Even more than a century later, it’s not uncommon for local kids who grew up in the era when many teachers and parents denigrated pidgin as “bad English” to still code-switch right back when speaking casually between friends. The scene you describe sounds like it might be similar — quasi-siblings affectionately teasing each other in a way that echoes warm childhood memories of shared experiences.
@Miss Smilla: This is so interesting – thanks for sharing!
@Miss Smilla: Thank you, that sounds plausible and I appreciate all the background on it.
I’m just reading this one again many, many years after the first time I read it. I’m really enjoying your discussion I went into it this thinking Of it as a modern day classic and though I haven’t read the whole book, I still see it as a modern day classic romance.
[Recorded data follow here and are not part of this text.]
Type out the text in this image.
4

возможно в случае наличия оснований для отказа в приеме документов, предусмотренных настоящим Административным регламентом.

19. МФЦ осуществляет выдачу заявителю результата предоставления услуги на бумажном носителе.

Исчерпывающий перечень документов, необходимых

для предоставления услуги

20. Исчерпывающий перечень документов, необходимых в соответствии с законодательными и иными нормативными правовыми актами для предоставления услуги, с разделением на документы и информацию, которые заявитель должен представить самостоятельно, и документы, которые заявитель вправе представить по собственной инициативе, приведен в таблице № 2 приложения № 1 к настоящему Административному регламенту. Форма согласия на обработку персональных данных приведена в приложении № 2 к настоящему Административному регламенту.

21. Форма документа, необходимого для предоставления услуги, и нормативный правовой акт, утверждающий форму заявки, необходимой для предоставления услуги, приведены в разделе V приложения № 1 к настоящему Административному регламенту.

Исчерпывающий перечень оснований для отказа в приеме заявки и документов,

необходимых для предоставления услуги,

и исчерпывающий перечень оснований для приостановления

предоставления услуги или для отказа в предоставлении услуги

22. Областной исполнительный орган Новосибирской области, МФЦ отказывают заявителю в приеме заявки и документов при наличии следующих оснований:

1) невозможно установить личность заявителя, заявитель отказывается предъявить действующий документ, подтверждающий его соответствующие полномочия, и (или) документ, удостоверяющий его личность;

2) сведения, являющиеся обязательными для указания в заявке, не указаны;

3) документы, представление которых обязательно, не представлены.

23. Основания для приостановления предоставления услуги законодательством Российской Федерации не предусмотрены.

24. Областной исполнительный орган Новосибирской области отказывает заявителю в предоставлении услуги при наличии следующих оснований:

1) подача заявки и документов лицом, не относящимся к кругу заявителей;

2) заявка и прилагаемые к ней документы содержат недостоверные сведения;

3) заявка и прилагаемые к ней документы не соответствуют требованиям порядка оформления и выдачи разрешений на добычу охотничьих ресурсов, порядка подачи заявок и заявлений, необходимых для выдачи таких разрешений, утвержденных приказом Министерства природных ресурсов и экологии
Keeping in mind when I first read this book I wasn’t far removed from Kathleen Woodiwess and Rosemary Rogers and Brenda Coulter where rape and viscous, painful rape of the heroine by the “hero” was a real and celebrated thing. So for me, it was never a consideration between Simon and Leda.
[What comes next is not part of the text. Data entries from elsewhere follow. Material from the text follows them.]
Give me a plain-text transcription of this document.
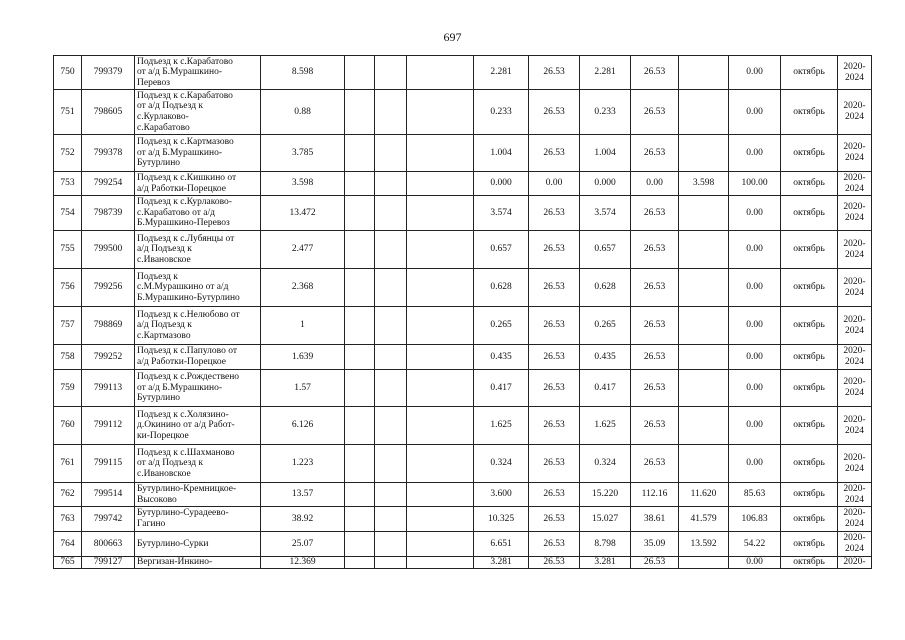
697
750	799379	Подъезд к с.Карабатово
от а/д Б.Мурашкино-
Перевоз	8.598				2.281	26.53	2.281	26.53		0.00	октябрь	2020-
2024
751	798605	Подъезд к с.Карабатово
от а/д Подъезд к
с.Курлаково-
с.Карабатово	0.88				0.233	26.53	0.233	26.53		0.00	октябрь	2020-
2024
752	799378	Подъезд к с.Картмазово
от а/д Б.Мурашкино-
Бутурлино	3.785				1.004	26.53	1.004	26.53		0.00	октябрь	2020-
2024
753	799254	Подъезд к с.Кишкино от
а/д Работки-Порецкое	3.598				0.000	0.00	0.000	0.00	3.598	100.00	октябрь	2020-
2024
754	798739	Подъезд к с.Курлаково-
с.Карабатово от а/д
Б.Мурашкино-Перевоз	13.472				3.574	26.53	3.574	26.53		0.00	октябрь	2020-
2024
755	799500	Подъезд к с.Лубянцы от
а/д Подъезд к
с.Ивановское	2.477				0.657	26.53	0.657	26.53		0.00	октябрь	2020-
2024
756	799256	Подъезд к
с.М.Мурашкино от а/д
Б.Мурашкино-Бутурлино	2.368				0.628	26.53	0.628	26.53		0.00	октябрь	2020-
2024
757	798869	Подъезд к с.Нелюбово от
а/д Подъезд к
с.Картмазово	1				0.265	26.53	0.265	26.53		0.00	октябрь	2020-
2024
758	799252	Подъезд к с.Папулово от
а/д Работки-Порецкое	1.639				0.435	26.53	0.435	26.53		0.00	октябрь	2020-
2024
759	799113	Подъезд к с.Рождествено
от а/д Б.Мурашкино-
Бутурлино	1.57				0.417	26.53	0.417	26.53		0.00	октябрь	2020-
2024
760	799112	Подъезд к с.Холязино-
д.Окинино от а/д Работ-
ки-Порецкое	6.126				1.625	26.53	1.625	26.53		0.00	октябрь	2020-
2024
761	799115	Подъезд к с.Шахманово
от а/д Подъезд к
с.Ивановское	1.223				0.324	26.53	0.324	26.53		0.00	октябрь	2020-
2024
762	799514	Бутурлино-Кремницкое-
Высоково	13.57				3.600	26.53	15.220	112.16	11.620	85.63	октябрь	2020-
2024
763	799742	Бутурлино-Сурадеево-
Гагино	38.92				10.325	26.53	15.027	38.61	41.579	106.83	октябрь	2020-
2024
764	800663	Бутурлино-Сурки	25.07				6.651	26.53	8.798	35.09	13.592	54.22	октябрь	2020-
2024
765	799127	Вергизан-Инкино-	12.369				3.281	26.53	3.281	26.53		0.00	октябрь	2020-
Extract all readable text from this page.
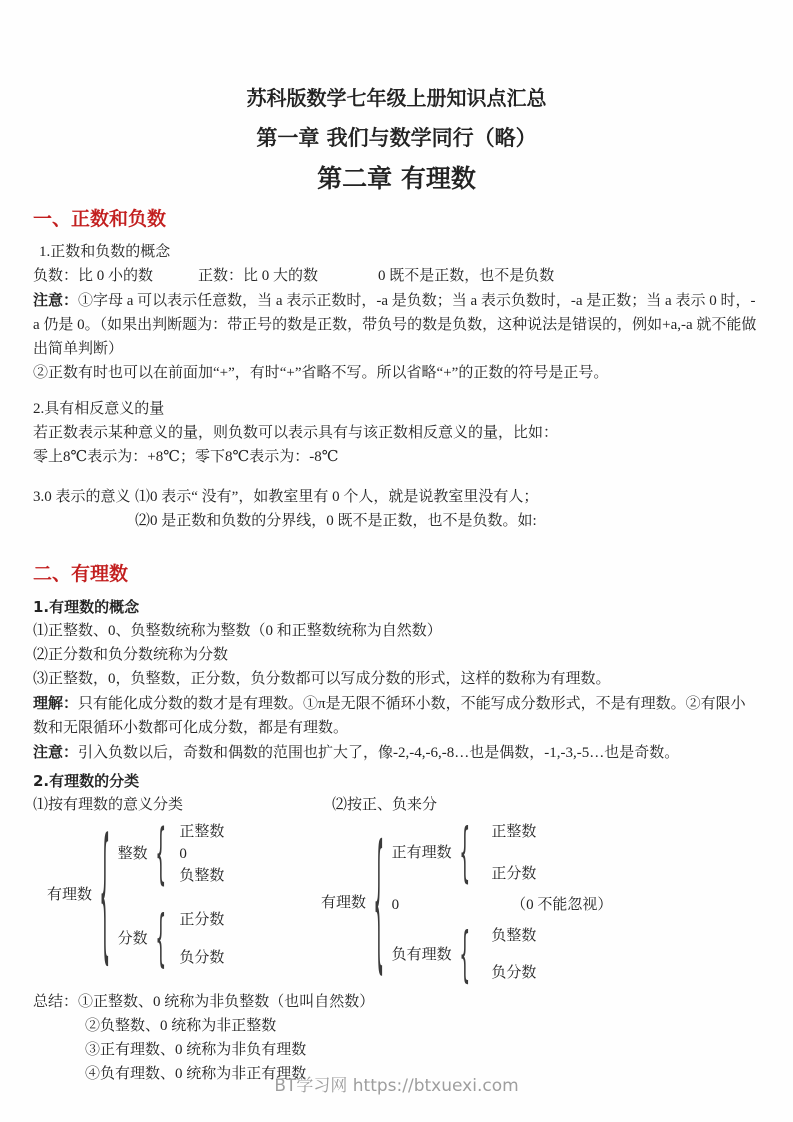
苏科版数学七年级上册知识点汇总
第一章 我们与数学同行（略）
第二章 有理数
一、正数和负数

1.正数和负数的概念

负数：比 0 小的数　　　正数：比 0 大的数　　　　0 既不是正数，也不是负数

注意：①字母 a 可以表示任意数，当 a 表示正数时，-a 是负数；当 a 表示负数时，-a 是正数；当 a 表示 0 时，-a 仍是 0。（如果出判断题为：带正号的数是正数，带负号的数是负数，这种说法是错误的，例如+a,-a 就不能做出简单判断）

②正数有时也可以在前面加“+”，有时“+”省略不写。所以省略“+”的正数的符号是正号。

2.具有相反意义的量

若正数表示某种意义的量，则负数可以表示具有与该正数相反意义的量，比如：

零上8℃表示为：+8℃；零下8℃表示为：-8℃

3.0 表示的意义 ⑴0 表示“ 没有”，如教室里有 0 个人，就是说教室里没有人；

⑵0 是正数和负数的分界线，0 既不是正数，也不是负数。如:

二、有理数

1.有理数的概念

⑴正整数、0、负整数统称为整数（0 和正整数统称为自然数）

⑵正分数和负分数统称为分数

⑶正整数，0，负整数，正分数，负分数都可以写成分数的形式，这样的数称为有理数。

理解：只有能化成分数的数才是有理数。①π是无限不循环小数，不能写成分数形式，不是有理数。②有限小数和无限循环小数都可化成分数，都是有理数。

注意：引入负数以后，奇数和偶数的范围也扩大了，像-2,-4,-6,-8…也是偶数，-1,-3,-5…也是奇数。

2.有理数的分类

⑴按有理数的意义分类	⑵按正、负来分
有理数 { 整数 { 正整数
0
负整数
分数 { 正分数
负分数
有理数 { 正有理数 {	正整数
正分数
0	（0 不能忽视）
负有理数 {	负整数
负分数

总结：①正整数、0 统称为非负整数（也叫自然数）

②负整数、0 统称为非正整数

③正有理数、0 统称为非负有理数

④负有理数、0 统称为非正有理数

BT学习网 https://btxuexi.com
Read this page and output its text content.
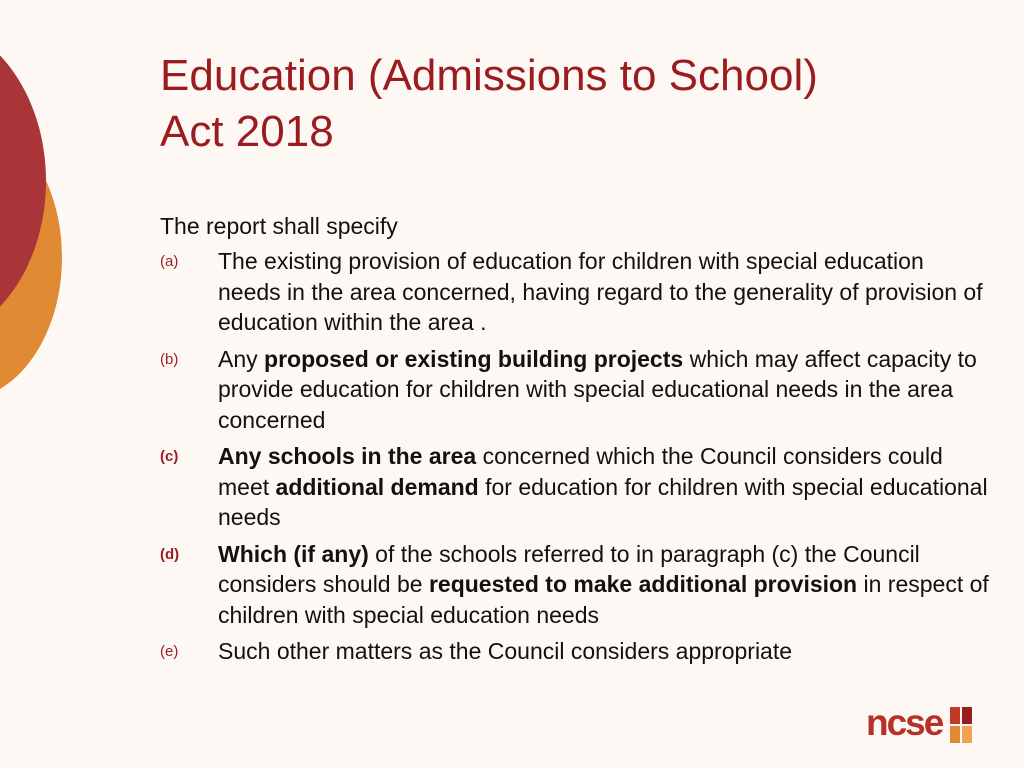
Education (Admissions to School)
Act 2018
The report shall specify
(a)	The existing provision of education for children with special education needs in the area concerned, having regard to the generality of provision of education within the area .
(b)	Any proposed or existing building projects which may affect capacity to provide education for children with special educational needs in the area concerned
(c)	Any schools in the area concerned which the Council considers could meet additional demand for education for children with special educational needs
(d)	Which (if any) of the schools referred to in paragraph (c) the Council considers should be requested to make additional provision in respect of children with special education needs
(e)	Such other matters as the Council considers appropriate
ncse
I love Leda and her innocence and I have a much ‘softer’ opinion ofSimon than Janine does. To me Simon suffers from depression and I know from experiencing it myself that depression is such a self absorbed kind of thing. I don’t mean this in a bad way but one of the symptoms of some kinds of depression is being so deep in self loathing that that is all you can feel. Yet at the same time have a seemingly completely successful life. By all outward appearances, every thing seems fine so it would be no surprise that Simon could have a highly successful career. And that he could seemingly not compute or really see such things as Tessa and Gryph as happy or Kai wanting children and how one goes about actually getting them.
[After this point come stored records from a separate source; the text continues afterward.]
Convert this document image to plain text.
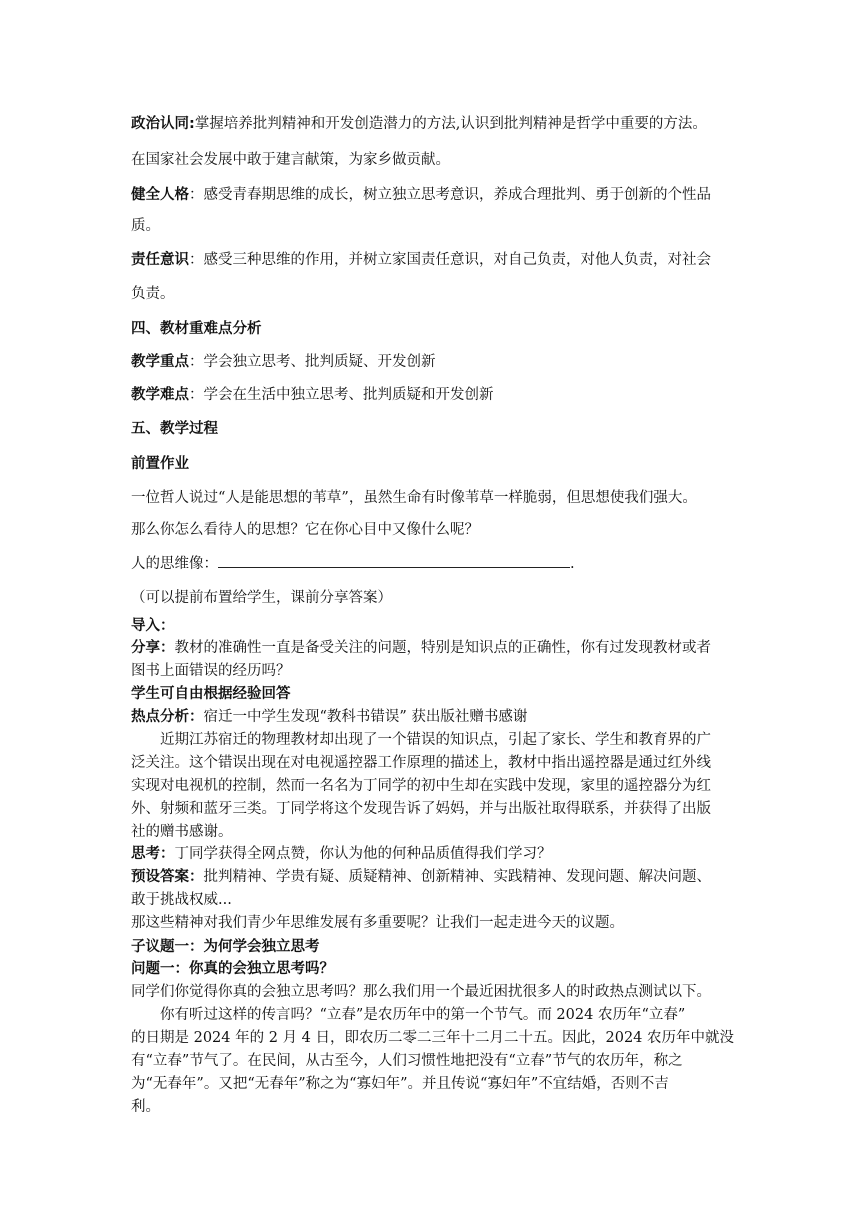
政治认同:掌握培养批判精神和开发创造潜力的方法,认识到批判精神是哲学中重要的方法。
在国家社会发展中敢于建言献策，为家乡做贡献。
健全人格：感受青春期思维的成长，树立独立思考意识，养成合理批判、勇于创新的个性品
质。
责任意识：感受三种思维的作用，并树立家国责任意识，对自己负责，对他人负责，对社会
负责。
四、教材重难点分析
教学重点：学会独立思考、批判质疑、开发创新
教学难点：学会在生活中独立思考、批判质疑和开发创新
五、教学过程
前置作业
一位哲人说过“人是能思想的苇草”，虽然生命有时像苇草一样脆弱，但思想使我们强大。
那么你怎么看待人的思想？它在你心目中又像什么呢？
人的思维像：	.
（可以提前布置给学生，课前分享答案）
导入：
分享：教材的准确性一直是备受关注的问题，特别是知识点的正确性，你有过发现教材或者
图书上面错误的经历吗？
学生可自由根据经验回答
热点分析：宿迁一中学生发现“教科书错误” 获出版社赠书感谢
近期江苏宿迁的物理教材却出现了一个错误的知识点，引起了家长、学生和教育界的广
泛关注。这个错误出现在对电视遥控器工作原理的描述上，教材中指出遥控器是通过红外线
实现对电视机的控制，然而一名名为丁同学的初中生却在实践中发现，家里的遥控器分为红
外、射频和蓝牙三类。丁同学将这个发现告诉了妈妈，并与出版社取得联系，并获得了出版
社的赠书感谢。
思考：丁同学获得全网点赞，你认为他的何种品质值得我们学习？
预设答案：批判精神、学贵有疑、质疑精神、创新精神、实践精神、发现问题、解决问题、
敢于挑战权威...
那这些精神对我们青少年思维发展有多重要呢？让我们一起走进今天的议题。
子议题一：为何学会独立思考
问题一：你真的会独立思考吗？
同学们你觉得你真的会独立思考吗？那么我们用一个最近困扰很多人的时政热点测试以下。
你有听过这样的传言吗？“立春”是农历年中的第一个节气。而 2024 农历年“立春”
的日期是 2024 年的 2 月 4 日，即农历二零二三年十二月二十五。因此，2024 农历年中就没
有“立春”节气了。在民间，从古至今，人们习惯性地把没有“立春”节气的农历年，称之
为“无春年”。又把“无春年”称之为“寡妇年”。并且传说“寡妇年”不宜结婚，否则不吉
利。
I see Simons flaws as a result of hating that part of himself that’s sexual, for example not the prostitute herself, but what she represents in himself. And while in the real world he would need a lot of therapy to get past his self loathing, in a romance, the love and acceptance of someone he learns to love most in the world leads to enough self acceptance for them to be happy.
Either that or I’m still reading a book I loved so much through such thick rose coloured glasses I still can’t see any flaws in it decades later
@KristieJ: I get the rose colored glasses. I still like Kinsale’s writing so much that it makes up for a lot of problems.
@KristieJ: That is an interesting thought about Samuel being depressed. He didn’t read that way to me, but I agree that he felt some self-loathing, and had a hard time accepting the sexual side of himself.